[Sidenote: La Boétie, 1530-63]

Not relying exclusively on their own talents the Huguenots were able to press into the ranks of their army of pamphleteers some notable Catholics. In 1574 they published as a fragment, and in 1577 entire, The Discourse on Voluntary Servitude, commonly called the Contr'un, by Stephen de la Boétie. This gentleman, dying at the age of thirty-three, had left all his manuscripts to his bosom friend Montaigne. The latter says that La Boétie composed the work as a prize declamation at the age of sixteen or eighteen. [Sidenote: 1546-8] But along with many passages in the pamphlet, which might have been suggested by Erasmus, are several {600} allusions that seem to point to the character of Henry III—in 1574 king of Poland and in 1577 king of France—and to events just prior to the time of publication. According to an attractive hypothesis, not fully proved, these passages were added by Montaigne himself before he gave the work to one of his several Huguenot friends or kinsmen. La Boétie, at any rate, appealed to the passions aroused by St. Bartholomew in bidding the people no longer to submit to one man, "the most wretched and effeminate of the nation," who has only two hands, two eyes, and who will fall if unsupported. And yet, he goes on rhetorically, "you sow the fruits of the earth that he may waste them; you furnish your houses for him to pillage them; you rear your daughters to glut his lust and your sons to perish in his wars; . . . you exhaust your bodies in labor that he may wallow in vile pleasures."

As Montaigne and La Boétie were Catholics, it is pertinent here to remark that tyranny produced much the same effect on its victims, whatever their religion. The Sorbonne, [Sidenote: The Sorbonne] consulted by the League, unanimously decided that the people of France were freed from their oath of allegiance to Henry III and could with a good conscience take arms against him. One of the doctors, Boucher, wrote to prove that the church and the people had the right to depose an assassin, a perjurer, an impious or heretical prince, or one guilty of sacrilege or witchcraft. A tyrant, he concluded, was a wild beast, whom it was lawful for the state as a whole or even for private individuals, to kill.

So firmly established did the doctrine of the contract between prince and people become that towards the end of the century one finds it taken for granted. The Mémoires of the Huguenot soldier, poet and historian Agrippa d'Aubigné are full of republican sentiments, as, for example, "There is a binding obligation {601} between the king and his subjects," and "The power of the prince proceeds from the people."

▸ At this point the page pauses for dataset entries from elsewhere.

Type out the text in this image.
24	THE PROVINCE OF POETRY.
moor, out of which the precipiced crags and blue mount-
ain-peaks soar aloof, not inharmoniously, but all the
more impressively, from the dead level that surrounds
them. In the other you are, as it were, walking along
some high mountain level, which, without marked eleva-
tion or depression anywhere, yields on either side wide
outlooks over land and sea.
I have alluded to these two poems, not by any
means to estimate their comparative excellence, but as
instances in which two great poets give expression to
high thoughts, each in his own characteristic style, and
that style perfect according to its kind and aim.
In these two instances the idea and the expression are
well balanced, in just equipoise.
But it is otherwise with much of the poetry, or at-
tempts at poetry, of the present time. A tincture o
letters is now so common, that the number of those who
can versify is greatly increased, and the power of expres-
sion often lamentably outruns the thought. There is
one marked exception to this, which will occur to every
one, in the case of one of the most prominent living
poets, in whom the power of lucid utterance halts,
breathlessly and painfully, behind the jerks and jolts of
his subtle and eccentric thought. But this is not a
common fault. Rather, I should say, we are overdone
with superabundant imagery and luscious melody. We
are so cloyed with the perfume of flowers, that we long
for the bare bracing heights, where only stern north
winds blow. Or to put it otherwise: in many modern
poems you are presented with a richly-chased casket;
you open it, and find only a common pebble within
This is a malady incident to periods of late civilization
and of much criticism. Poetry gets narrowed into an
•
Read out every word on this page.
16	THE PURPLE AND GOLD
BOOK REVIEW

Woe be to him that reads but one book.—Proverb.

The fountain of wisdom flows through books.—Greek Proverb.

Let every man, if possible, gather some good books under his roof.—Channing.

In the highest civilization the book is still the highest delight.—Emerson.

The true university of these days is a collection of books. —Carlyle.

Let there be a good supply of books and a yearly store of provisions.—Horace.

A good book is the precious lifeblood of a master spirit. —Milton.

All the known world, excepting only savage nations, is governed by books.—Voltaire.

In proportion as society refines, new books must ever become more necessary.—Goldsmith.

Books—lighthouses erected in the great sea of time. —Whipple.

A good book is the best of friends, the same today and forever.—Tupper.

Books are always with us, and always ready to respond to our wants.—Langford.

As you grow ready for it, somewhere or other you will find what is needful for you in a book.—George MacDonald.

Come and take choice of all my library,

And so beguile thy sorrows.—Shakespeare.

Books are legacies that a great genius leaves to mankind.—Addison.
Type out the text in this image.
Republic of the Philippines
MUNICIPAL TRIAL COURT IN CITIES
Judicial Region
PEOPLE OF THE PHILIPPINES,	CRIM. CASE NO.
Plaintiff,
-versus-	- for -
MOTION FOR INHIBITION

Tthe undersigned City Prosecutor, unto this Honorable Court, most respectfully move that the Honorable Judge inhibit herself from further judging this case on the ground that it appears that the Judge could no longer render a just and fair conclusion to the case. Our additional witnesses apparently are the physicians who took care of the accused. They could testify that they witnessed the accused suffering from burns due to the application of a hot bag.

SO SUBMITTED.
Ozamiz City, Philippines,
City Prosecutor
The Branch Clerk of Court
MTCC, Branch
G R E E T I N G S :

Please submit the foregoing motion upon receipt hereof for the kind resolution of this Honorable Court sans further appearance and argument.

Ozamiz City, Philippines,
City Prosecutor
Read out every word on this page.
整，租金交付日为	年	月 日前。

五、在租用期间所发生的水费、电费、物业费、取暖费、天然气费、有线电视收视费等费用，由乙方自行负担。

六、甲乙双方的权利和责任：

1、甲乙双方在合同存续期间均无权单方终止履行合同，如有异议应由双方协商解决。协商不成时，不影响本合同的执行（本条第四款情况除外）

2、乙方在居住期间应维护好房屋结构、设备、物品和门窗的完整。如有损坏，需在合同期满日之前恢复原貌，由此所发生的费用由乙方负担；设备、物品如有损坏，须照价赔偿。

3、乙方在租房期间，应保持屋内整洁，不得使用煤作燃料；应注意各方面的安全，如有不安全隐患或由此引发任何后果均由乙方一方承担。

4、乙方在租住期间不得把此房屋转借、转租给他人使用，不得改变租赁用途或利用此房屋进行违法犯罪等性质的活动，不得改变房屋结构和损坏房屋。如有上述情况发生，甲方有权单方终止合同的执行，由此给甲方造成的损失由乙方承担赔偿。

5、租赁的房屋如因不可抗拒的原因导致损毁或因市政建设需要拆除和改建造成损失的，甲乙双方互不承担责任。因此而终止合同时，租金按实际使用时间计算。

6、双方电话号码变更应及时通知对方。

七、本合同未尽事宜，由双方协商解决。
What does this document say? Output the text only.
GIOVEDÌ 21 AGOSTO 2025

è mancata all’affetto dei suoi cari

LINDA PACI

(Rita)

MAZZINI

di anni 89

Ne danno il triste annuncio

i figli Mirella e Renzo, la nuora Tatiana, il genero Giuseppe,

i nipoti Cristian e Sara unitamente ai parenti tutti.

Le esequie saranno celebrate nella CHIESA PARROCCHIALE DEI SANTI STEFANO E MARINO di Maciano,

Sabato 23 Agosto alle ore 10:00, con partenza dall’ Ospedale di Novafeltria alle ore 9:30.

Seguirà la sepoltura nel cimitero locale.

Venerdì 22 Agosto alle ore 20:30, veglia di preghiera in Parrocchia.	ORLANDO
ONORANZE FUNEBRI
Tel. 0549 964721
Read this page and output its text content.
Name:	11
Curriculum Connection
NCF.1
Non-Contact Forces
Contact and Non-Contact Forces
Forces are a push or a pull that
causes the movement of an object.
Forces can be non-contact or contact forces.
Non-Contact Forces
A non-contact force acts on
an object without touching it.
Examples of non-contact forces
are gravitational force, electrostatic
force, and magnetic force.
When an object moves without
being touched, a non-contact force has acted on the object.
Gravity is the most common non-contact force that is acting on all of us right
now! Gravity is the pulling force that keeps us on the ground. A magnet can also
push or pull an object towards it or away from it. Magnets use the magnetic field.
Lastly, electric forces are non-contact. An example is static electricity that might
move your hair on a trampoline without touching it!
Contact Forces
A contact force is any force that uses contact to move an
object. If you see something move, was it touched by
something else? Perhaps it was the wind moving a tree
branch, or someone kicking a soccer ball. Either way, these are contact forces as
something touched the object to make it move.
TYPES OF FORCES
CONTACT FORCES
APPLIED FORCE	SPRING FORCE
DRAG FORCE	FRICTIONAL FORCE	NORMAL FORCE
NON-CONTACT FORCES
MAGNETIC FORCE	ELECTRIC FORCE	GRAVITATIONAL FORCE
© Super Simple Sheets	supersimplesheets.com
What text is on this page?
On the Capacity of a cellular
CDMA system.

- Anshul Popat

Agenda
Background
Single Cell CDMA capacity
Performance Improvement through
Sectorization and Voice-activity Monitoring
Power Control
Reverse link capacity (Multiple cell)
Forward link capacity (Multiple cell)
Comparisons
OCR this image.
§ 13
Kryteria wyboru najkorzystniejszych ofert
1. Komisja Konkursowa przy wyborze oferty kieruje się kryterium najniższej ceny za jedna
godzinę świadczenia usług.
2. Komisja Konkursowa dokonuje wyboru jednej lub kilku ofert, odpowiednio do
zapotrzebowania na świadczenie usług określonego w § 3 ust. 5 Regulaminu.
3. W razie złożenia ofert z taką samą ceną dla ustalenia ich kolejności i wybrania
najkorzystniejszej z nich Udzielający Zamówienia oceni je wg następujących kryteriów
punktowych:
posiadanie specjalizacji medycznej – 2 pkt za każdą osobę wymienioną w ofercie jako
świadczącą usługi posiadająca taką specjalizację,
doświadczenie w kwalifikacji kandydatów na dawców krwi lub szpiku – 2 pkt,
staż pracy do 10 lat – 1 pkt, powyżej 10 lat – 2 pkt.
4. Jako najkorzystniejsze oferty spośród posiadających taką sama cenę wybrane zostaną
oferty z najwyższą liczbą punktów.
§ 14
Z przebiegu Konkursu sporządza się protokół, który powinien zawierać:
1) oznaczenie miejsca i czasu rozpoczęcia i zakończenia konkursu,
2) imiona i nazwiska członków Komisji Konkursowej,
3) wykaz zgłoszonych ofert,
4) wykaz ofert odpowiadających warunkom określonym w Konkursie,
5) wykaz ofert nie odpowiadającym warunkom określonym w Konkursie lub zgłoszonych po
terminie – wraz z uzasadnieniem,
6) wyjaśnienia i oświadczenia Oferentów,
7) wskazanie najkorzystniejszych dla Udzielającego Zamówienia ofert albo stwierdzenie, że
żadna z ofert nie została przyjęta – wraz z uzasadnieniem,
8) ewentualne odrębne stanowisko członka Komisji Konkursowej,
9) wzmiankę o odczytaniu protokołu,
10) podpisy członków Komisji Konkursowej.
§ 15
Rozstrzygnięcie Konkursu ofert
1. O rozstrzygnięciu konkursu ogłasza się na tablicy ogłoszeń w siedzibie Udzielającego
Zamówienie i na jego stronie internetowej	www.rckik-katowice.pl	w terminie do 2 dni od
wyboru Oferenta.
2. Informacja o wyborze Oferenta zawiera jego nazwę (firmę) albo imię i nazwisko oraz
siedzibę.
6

But it must not be imagined that such doctrines passed without challenge. The most important writer on political science after Machiavelli, John Bodin, [Sidenote: Bodin, 1530-96] was on the whole a conservative. In his writings acute and sometimes profound remarks jostle quaint and abject superstitions. He hounded the government and the mob on witches with the vile zeal of the authors of the Witches' Hammer; and he examined all existing religions with the coolness of a philosopher. He urged on the attention of the world that history was determined in general by natural causes, such as climate, but that revolutions were caused partly by the inscrutable will of God and partly by the more ascertainable influence of planets.

His most famous work, The Republic, [Sidenote: 1576] is a criticism of Machiavelli and an attempt to bring politics back into the domain of morality. He defines a state as a company of men united for the purpose of living well and happily; he thinks it arose from natural right and social contract. For the first time Bodin differentiates the state from the government, defining sovereignty (majestas) as the attribute of the former. He classifies governments in the usual three categories, and refuses to believe in mixed governments. Though England puzzles him, he regards her as an absolute monarchy. This is the form that he decidedly prefers, for he calls the people a many-headed monster and says that the majority of men are incompetent and bad. Preaching passive obedience to the king, he finds no check on him, either by tyrannicide or by constitutional magistrates, save only in the judgment of God.

It is singular that after Bodin had removed all effective checks on the tyrant in this world, he should lay it down as a principle that no king should levy {602} taxes without his subjects' consent. Another contradiction is that whereas he frees the subject from the duty of obedience in case the monarch commands aught against God's law, he treats religion almost as a matter of policy, advising that, whatever it be, the statesman should not disturb it. Apart from the streak of superstition in his mind, his inconsistencies are due to the attempt to reconcile opposites—Machiavelli and Calvin. For with all his denunciation of the former's atheism and immorality, he, with his chauvinism, his defence of absolutism, his practical opportunism, is not so far removed from the Florentine as he would have us believe.

[Sidenote: Dutch republicans]

The revolution that failed in France succeeded in the Netherlands, and some contribution to political theory can be found in the constitution drawn up by the States General in 1580, when they recognized Anjou as their prince, and in the document deposing Philip in 1581. Both assume fully the sovereignty of the people and the omnicompetence of their elected representatives. As Oldenbarnevelt commented, "The cities and nobles together represent the whole state and the whole people." The deposition of Philip is justified by an appeal to the law of nature, and to the example of other tortured states, and by a recital of Philip's breaches of the laws and customs of the land.